A Lacanian aphorism states that all communication is miscommunication. Another states that we always say more or something other than what we intend to say. I wonder how much of this has been the case with the signifier “Speculative Realism”. In astronomy black holes are detected indirectly, through wobbles in nearby stars, sudden accelerations in their orbit, curvatures of light, etc. Often the situation is similar in philosophical dialogues. The bone of contention is not something explicitly stated by one of the interloctors, but rather is an absent term that nonetheless presides over the entire discourse.

In a number of debates surrounding “Speculative Realism”, I wonder how much the term “speculation” has played a role similar to that of a black hole. The verb “to speculate” does not have very happy connotations. From Merriam-Webster:

Main Entry: spec·u·late
Pronunciation: \ˈspe-kyə-ˌlāt\
Function: verb
Inflected Form(s): spec·u·lat·ed; spec·u·lat·ing
Etymology: Latin speculatus, past participle of speculari to spy out, examine, from specula lookout post, from specere to look, look at — more at spy
Date: 1599

intransitive verb 1 a : to meditate on or ponder a subject : reflect b : to review something idly or casually and often inconclusively
2 : to assume a business risk in hope of gain; especially : to buy or sell in expectation of profiting from market fluctuationstransitive verb 1 : to take to be true on the basis of insufficient evidence : theorize
2 : to be curious or doubtful about : wonder “speculates whether it will rain all vacation”

It did not occur to me until recently, but I wonder, when certain others hear the term “speculative” are they equating this with the sense of “reviewing something idly or casually”, or “taking something to be true on the basis of insufficient evidence”? Is this what they believe the speculative realists are proposing and doing… That they are advancing the thesis that we should just make claims without arguments?

This would be a curious conclusion, especially for philosophers trained in the Continental tradition who are steeped in the tradition of textual commentary and interpretation.

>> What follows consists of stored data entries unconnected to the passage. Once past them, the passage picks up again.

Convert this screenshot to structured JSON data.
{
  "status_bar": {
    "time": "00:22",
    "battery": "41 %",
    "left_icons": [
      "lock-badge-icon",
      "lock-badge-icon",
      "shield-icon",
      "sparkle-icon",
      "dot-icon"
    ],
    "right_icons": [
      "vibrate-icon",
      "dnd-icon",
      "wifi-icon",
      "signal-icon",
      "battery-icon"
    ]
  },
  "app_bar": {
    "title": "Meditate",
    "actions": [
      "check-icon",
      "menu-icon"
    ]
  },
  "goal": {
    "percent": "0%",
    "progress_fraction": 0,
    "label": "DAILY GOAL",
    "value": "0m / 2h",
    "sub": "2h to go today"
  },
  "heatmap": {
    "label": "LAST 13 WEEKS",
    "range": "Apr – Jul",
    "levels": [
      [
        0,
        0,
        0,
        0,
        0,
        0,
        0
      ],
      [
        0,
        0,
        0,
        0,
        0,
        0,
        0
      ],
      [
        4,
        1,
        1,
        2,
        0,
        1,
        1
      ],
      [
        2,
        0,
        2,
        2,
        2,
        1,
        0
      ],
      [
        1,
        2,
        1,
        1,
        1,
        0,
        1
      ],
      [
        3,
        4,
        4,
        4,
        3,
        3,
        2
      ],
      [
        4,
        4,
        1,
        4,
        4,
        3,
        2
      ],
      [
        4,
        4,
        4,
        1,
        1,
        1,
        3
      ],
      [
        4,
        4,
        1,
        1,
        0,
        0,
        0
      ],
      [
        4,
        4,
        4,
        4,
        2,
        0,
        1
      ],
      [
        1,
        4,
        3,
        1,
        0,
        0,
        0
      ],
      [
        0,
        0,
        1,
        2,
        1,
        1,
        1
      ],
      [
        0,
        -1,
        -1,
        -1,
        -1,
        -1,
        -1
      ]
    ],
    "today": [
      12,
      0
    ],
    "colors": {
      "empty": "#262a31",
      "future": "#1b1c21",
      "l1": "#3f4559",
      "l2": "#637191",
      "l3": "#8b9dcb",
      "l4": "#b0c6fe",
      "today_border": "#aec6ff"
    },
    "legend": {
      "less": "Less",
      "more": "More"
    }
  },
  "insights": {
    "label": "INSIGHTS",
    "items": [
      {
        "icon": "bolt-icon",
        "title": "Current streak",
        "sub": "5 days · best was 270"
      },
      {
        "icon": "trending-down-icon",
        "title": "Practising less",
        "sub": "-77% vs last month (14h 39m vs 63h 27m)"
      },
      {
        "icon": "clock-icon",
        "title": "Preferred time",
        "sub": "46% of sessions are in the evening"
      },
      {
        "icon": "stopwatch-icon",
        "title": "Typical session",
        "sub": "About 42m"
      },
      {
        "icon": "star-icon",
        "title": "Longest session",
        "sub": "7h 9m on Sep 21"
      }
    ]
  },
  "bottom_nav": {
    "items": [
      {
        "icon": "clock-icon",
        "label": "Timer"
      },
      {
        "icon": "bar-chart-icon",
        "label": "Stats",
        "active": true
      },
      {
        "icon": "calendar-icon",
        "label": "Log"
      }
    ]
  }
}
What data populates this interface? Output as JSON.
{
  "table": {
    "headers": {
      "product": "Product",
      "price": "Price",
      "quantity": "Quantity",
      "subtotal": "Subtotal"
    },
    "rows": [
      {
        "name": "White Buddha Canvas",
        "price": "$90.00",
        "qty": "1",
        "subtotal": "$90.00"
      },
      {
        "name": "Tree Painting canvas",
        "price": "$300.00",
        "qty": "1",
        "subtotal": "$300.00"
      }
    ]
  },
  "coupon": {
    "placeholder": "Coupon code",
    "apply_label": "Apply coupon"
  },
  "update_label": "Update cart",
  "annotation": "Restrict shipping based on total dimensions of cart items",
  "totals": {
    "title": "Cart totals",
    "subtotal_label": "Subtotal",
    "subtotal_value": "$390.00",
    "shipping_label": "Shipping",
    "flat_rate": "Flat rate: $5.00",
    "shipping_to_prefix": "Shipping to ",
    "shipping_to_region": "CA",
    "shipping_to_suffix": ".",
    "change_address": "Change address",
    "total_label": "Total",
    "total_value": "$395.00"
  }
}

First, none of the so-called “speculative realists” use the term “speculation” as a key concept in their work. And where they do use it, they certainly do not employ it in the sense of authorizing philosophy to make idle claims without support. Second, it is odd for Continental philosophers, above all, to think that anything valuable can be gleaned about a philosophy from the ordinary language connotations of terms. To determine the meaning of a philosophical term ordinary language cannot be relied on, but rather it is necessary to look at how it is used by the philosopher. Finally third, one wonders about the psychological make-up, one’s way of viewing the world and experiencing others, that would lead to such an uncharitable interpretation.

At any rate, no, the “speculative” of “speculative realism” is not a call to authorize idle speculation without support. Yes, the speculative realists all are committed to the view that as philosophers they are obligated to make careful and rigorous arguments in defense of their positions. The term “speculative” has connotations not of making claims without support, but rather is to be opposed to the term critical, where critical is to be understood in its precise philosophical sense of any philosophy that holds that all philosophical questions are to be posed in terms of our epistemological access to entities such that ultimately all philosophical questions reduce to epistemological questions. “Critical”, in philosophy, does not mean “someone who is always scrutinizing and pointing out flaws in arguments.” I suspect that the term “Speculative Realism” was chosen as the title for the Goldsmith’s event back in 2007 to signify the commitment to posing ontological questions in their own terms without striving to reduce all ontological questions or questions about what things are to epistemological questions. Do those of us who engage in ontology believe that we don’t have to justify our claims, that we don’t have to answer questions of knowledge, etc? No.